A secondary reason for pilot jobs, or maybe the primary one for LHCb, is
to check out a site before trusting it with a job. The pilot job starts,
checks out the environment and then gets the real job. This gets round
the current state that so many sites are badly configured or don't
advertise their state correctly in the BDII. However, this is a use case
that doesn't need glexec because the pilot and the real job are for the
same user so they can all run under the same identity. It is only
Multi-User Pilot Jobs that need to change identity.
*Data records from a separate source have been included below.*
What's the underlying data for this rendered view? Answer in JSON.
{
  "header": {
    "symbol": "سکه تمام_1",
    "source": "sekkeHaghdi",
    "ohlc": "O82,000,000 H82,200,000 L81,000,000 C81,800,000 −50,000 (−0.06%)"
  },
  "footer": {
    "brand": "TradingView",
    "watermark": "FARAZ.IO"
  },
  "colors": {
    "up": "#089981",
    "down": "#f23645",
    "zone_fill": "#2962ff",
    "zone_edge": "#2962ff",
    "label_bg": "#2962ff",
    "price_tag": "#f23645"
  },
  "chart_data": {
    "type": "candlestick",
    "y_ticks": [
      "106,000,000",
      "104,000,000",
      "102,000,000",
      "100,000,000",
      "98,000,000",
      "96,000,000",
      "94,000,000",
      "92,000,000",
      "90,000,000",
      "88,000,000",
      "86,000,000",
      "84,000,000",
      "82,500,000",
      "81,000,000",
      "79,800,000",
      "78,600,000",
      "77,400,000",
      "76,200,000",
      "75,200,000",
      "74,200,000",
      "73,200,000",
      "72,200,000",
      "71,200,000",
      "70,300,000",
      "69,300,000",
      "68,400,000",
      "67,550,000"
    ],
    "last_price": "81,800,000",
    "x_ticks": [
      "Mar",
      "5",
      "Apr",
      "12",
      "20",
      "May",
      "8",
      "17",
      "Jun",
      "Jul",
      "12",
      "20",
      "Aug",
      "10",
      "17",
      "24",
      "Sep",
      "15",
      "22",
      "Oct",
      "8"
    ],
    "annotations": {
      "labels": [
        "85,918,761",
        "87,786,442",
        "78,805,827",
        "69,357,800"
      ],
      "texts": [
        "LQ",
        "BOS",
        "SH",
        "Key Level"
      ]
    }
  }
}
The transfer, storage and type of proxies is one of the reasons why a
review of the multi-user pilot job frameworks are necessary and it is
one of things that will be checked.
John
> -----Original Message-----
> From: Testbed Support for GridPP member institutes
> [mailto:[log in to unmask]] On Behalf Of Kostas Georgiou
> Sent: 09 November 2007 00:32
> To: [log in to unmask]
> Subject: Re: PMB minutes and glexec
>
> On Thu, Nov 08, 2007 at 10:31:43PM -0000, Kelsey, DP (David) wrote:
>
>
> All I can see are reasons why we need glexec to support pilot
> jobs. What I haven't heard so far is **why** we need the
> pilot jobs in the first place.
>
> I could spend hours explaining why glexec is a bad idea (and
> I will), but before that I would like someone to tell me why
> we need the pilot jobs in the first place. So far I've only
> heard that to run pilot jobs "securely" we need a suid glexec
> (which very conveniently ignores the "small" issue of how you
> send the proxy to the pilot job in a secure way). Glexec
> might be the solution (yeah, right) but if so, it the
> solution to the wrong problem.
>
> Unfortunately, I know what the reply will be. Something close
> to: "our RB model is badly designed and it doesn't really
> work so instead of fixing it we'll hack something else on top
> of the existing hacks and at the same time we'll ingore every
> system administrator that says that this is just plain stupid
> because we know best".
>
> Kostas
>
|